C’è però anche per De Luca qualche chiarimento da dare. Perché è ormai evidente che non erano tutte «palle» quelle di chi temeva l’empasse, come lui ha ripetutamente dichiarato. Nell’impasse ci siamo, e anche se forse ne usciremo a breve, non resta meno vero che a dire più di una panzana, su questa vicenda, è stato lui. La più grande è stata lasciare intendere che tutto sarebbe andato e andrà come previsto. Non era previsto un bel niente: la mancata presenza il giorno della proclamazione, la sospensione prima della seduta del consiglio, la convocazione e il mancato insediamento, l’assenza a un mese dal voto di un Presidente o di un vice Presidente in carica.

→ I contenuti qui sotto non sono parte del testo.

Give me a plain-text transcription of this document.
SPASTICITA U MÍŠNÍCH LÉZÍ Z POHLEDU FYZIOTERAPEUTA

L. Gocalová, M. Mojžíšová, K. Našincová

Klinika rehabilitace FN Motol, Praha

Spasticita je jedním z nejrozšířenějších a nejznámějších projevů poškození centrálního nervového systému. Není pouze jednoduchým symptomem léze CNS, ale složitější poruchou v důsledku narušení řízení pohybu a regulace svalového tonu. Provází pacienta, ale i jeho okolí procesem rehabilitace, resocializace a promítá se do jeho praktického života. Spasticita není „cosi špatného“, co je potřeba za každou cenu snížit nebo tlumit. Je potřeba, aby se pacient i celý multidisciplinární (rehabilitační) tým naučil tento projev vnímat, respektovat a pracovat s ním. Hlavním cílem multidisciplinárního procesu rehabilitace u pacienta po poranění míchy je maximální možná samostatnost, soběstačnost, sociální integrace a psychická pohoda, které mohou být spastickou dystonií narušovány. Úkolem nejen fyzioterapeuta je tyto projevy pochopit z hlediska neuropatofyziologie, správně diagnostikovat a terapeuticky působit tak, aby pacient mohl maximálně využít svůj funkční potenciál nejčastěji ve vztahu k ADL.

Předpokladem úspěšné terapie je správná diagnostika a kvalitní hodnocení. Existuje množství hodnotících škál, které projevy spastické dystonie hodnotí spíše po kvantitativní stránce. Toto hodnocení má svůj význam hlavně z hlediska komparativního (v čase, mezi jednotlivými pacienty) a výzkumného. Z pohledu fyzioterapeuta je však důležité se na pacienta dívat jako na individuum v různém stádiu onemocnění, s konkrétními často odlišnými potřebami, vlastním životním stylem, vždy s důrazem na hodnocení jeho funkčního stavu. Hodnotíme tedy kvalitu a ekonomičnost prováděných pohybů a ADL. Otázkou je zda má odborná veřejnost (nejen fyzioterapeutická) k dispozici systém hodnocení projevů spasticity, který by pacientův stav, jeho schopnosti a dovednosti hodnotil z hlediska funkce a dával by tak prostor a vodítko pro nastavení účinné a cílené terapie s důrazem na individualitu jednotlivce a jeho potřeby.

E però, se c’è una cosa di cui c’è massimamente bisogno, specie in territori che con la legalità hanno qualche problema, è la prevedibilità del corso istituzionale. Al momento, il consigliere anziano Rosetta D’Amelio ha sconvocato il consiglio, sperando che il giudice ordinario faccia presto. Sperare si può, ma sperare significa, per definizione, lavorare in condizioni di incertezza: giusto il contrario di quel che ci vuole a un’istituzione per funzionare come si deve.